The impact of AI, for instance, is huge, suggests a WARC report released last week. Referring to a SEER Interactive analysis, the report noted, “Prior to AI Overviews (AIOs), publishers could expect around a 4% click-through rate from an organic Google search placement. However, Google searches are increasingly no-click, with 58.5% of US searches either leading to no further action or another search. Only a minority – around 36% of searches lead to the open web.”
The combined impact of AI-driven search and Google’s new policies is believed to have reduced organic visibility and diminishing ad impressions throughout 2024.
Moreover, CPM (Cost Per Mille) rates have not been increased over the years, instead dropped. In 1995, the online advertising landscape was in its infancy, with CPM (Cost Per Mille) rates averaging around $75 (approximately ?3,000 at that time) for web banner ads in the United States.

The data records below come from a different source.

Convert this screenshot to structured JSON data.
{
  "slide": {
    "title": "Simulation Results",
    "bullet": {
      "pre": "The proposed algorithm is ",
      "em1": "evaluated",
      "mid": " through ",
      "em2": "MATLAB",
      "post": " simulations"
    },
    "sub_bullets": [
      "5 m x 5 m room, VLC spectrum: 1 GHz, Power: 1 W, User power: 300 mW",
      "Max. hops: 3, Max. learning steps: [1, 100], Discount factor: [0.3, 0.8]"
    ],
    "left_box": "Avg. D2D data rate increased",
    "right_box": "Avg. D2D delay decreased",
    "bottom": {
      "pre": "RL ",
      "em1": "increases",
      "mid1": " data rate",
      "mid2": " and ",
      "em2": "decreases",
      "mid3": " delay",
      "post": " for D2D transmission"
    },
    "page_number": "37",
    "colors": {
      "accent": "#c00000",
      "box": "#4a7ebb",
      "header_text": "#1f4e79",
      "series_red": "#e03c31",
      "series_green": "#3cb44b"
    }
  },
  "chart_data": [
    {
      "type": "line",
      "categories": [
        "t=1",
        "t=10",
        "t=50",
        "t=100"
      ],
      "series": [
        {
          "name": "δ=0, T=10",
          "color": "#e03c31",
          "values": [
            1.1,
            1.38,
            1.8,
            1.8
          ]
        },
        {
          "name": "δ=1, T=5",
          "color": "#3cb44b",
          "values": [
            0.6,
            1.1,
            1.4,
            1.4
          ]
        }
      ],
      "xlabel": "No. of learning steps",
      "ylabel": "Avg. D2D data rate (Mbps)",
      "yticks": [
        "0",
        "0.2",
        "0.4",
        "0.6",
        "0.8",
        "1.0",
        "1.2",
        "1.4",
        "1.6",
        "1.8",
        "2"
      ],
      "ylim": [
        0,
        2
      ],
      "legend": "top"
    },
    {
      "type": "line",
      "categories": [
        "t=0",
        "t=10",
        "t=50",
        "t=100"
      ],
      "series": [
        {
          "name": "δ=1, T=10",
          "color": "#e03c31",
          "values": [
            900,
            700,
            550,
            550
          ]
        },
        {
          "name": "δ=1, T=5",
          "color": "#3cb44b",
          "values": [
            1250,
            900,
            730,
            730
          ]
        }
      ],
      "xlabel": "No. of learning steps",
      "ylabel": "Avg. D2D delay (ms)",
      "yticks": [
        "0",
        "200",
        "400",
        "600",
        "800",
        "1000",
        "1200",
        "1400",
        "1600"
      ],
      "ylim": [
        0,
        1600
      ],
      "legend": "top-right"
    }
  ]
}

“In India, during the year 2000, CPM rates ranged between ?250 and above ?1,000, depending on the site's popularity. Right now, in India, the average CPM for online banner ads now ranges from ?50 to ?150, influenced by factors such as ad format, platform, and targeting specifics”, experts say.
An executive shared, “The drop in the CPM rates can be attributed to the exponential increase in online ad inventory, driven by the proliferation of websites and digital platforms. As the supply of ad spaces expanded, the competition among publishers intensified, leading to more competitive pricing for advertisers.”
To make matters worse, click-through rates (CTRs) have also dropped over the years, instead of rising. “During early days of online advertising, click-through rates (CTRs) were high, sometimes around 40%. This was due to the novelty of internet ads and low ad saturation. Today, even the DVAP considers 0.3% CTR as acceptable. This shows how ad effectiveness has declined over time due to ad fatigue, saturation, and changing consumer behaviours”, industry experts say.
“This decline in traffic has the potential to affect programmatic advertising, which depends heavily on traffic volume. Lower impressions mean lower ad revenue—a major concern for publishers already struggling with tight margin,” said an expert.
With stiff competition and challenges mounting, it’s evident that publishers can no longer rely solely on advertising for financial sustainability. Many are already exploring new monetization strategies which include paywalls and premium memberships, Event Hosting, Branded Content and Native Advertising.
“Data Licensing is another revenue source. Some publishers are monetizing their consumer insights by offering anonymized data sets to advertisers and marketers,” said a publisher.
The Road Ahead
Digital news is expected to reach 70 crore users in India by 2026 across a diverse range of formats, according to a report by Dalberg Advisors. The average time Indian citizens spend consuming news content is also forecast to increase from 44 minutes per day in 2020 to 49 minutes in 2026, with much of this growth driven by time spent on digital news.
Digital has also facilitated access to Hindi and regional language news online, and consumption is expected to grow 6-8 times faster than English news — both in terms of the number of viewers and time spent, the report noted.
Amid these growth projections, it is clear that the advertising model for digital news publishers is undergoing a significant transformation.
“To thrive in this new era, publishers must embrace innovation, prioritize audience engagement, and diversify revenue streams. Those who adapt quickly and strategically will be best positioned to weather these headwinds and emerge stronger in the evolving digital ecosystem,” quips a media executive.